Bretagne : Espoir d’une reprise de l’enquête, dix-sept ans après le naufrage du Bugaled Breizh

Des gendarmes devant l’épave du Bugaled Breizh, un chalutier breton coulé au large des côtes anglaises en 2004. — Maisonneuve / SIPA

  • L’enquête de la justice anglaise autour du naufrage du Bugaled Breizh va être relancée.
  • Une nouvelle audience aura lieu le 12 mars, permettant aux différentes parties de fournir de nouvelles pièces, dix-sept ans après le mystérieux naufrage du chalutier basé à Loctudy (Finistère).
  • Cinq marins avaient péri lors du naufrage, dont les raisons ne sont toujours pas expliquées. De forts soupçons pèsent sur la présence de sous-marins en exercice.

Le drame remonte au 15 janvier 2004. Dix-sept ans après le mystérieux naufrage du Bugaled Breizh au large du cap Lizard, à l’extrême sud-ouest de l’Angleterre, les familles des cinq marins disparus n’ont toujours pas d’éléments de réponse sur les raisons de ce tragique naufrage. Alors que de lourds soupçons pèsent sur des sous-marins en exercice dans la zone, la justice française avait rendu un non-lieu confirmé par la cour de cassation en 2016. Depuis, les derniers espoirs des familles reposent sur les épaules de la justice anglaise. Les corps de deux des cinq marins originaires de Loctudy (Finistère) avaient été retrouvés dans les eaux anglaises, autorisant les Britanniques à enquêter sur ce mystérieux drame. Comme l’a révélé Le Télégramme​, une nouvelle audience doit se tenir le 12 mars dans le cadre de cette procédure.

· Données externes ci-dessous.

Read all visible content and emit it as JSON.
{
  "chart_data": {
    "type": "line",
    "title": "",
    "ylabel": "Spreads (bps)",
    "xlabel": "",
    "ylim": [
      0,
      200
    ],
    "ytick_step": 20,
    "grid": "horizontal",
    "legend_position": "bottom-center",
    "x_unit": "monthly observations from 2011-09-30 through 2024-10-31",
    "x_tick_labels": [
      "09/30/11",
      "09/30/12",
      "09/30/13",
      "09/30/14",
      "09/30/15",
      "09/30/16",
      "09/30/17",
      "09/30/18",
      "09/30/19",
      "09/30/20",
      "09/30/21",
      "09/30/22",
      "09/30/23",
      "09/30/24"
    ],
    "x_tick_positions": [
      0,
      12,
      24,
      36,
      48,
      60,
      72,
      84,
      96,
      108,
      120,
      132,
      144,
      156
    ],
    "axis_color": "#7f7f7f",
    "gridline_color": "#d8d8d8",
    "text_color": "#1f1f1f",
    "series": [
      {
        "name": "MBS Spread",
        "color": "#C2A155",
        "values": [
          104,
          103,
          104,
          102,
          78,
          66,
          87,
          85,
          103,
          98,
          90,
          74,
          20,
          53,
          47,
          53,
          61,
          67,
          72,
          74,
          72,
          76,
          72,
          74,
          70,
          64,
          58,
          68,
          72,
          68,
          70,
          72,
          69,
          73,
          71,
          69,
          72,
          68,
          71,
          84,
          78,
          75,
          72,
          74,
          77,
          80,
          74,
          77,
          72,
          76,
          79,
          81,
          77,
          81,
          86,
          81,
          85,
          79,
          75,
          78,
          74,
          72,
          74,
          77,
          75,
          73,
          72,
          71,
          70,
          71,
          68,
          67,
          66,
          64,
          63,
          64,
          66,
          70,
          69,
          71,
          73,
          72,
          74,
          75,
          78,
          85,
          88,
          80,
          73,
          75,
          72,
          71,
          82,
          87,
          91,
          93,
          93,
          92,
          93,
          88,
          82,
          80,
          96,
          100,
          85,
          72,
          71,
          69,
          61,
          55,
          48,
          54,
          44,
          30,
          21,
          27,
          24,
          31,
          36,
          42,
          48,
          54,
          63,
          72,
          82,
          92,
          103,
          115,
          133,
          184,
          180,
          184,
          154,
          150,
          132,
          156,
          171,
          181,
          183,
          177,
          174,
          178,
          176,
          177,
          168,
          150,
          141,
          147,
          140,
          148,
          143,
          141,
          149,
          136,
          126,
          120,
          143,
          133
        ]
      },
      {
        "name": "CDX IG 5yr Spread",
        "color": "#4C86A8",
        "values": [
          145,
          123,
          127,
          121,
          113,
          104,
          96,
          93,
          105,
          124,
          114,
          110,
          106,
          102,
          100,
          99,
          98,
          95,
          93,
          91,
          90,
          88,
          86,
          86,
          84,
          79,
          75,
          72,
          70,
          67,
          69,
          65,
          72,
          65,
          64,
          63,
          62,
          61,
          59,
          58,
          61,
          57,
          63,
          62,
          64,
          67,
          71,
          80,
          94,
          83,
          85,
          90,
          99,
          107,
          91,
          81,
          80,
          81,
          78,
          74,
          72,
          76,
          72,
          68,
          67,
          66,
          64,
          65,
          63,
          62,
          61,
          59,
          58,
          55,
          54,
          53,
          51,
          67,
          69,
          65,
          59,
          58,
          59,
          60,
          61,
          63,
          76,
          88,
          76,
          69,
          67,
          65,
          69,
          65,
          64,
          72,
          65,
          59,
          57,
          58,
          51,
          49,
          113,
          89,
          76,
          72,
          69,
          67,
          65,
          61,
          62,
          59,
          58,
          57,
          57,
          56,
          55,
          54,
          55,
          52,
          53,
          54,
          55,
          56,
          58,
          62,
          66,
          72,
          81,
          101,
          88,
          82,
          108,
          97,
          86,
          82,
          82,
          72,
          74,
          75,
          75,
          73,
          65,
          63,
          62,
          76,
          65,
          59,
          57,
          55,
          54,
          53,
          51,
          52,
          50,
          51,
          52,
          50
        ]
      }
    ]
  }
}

Cette audience, qui se tiendra en visioconférence ne sera « pas une audience finale mais un dépôt de conclusions », précise l’avocat de proches de victimes Dominique Tricaud. Elle se tient dans le cadre de l’enquête pour « recherche des causes de la mort ». En 2016, la justice française avait éteint son action judiciaire en prononçant un non-lieu, laissant les familles sans réponse. S’agissait-il d’un accident de pêche ? Peu de connaisseurs du dossier y croient. Ou bien le Bugaled Breizh a-t-il été attiré au fond par un sous-marin qui a crocheté un de ses filets ? Cette hypothèse, renforcée par le naufrage soudain évalué à 37 secondes, se heurte à la difficulté du secret-défense de plusieurs pays.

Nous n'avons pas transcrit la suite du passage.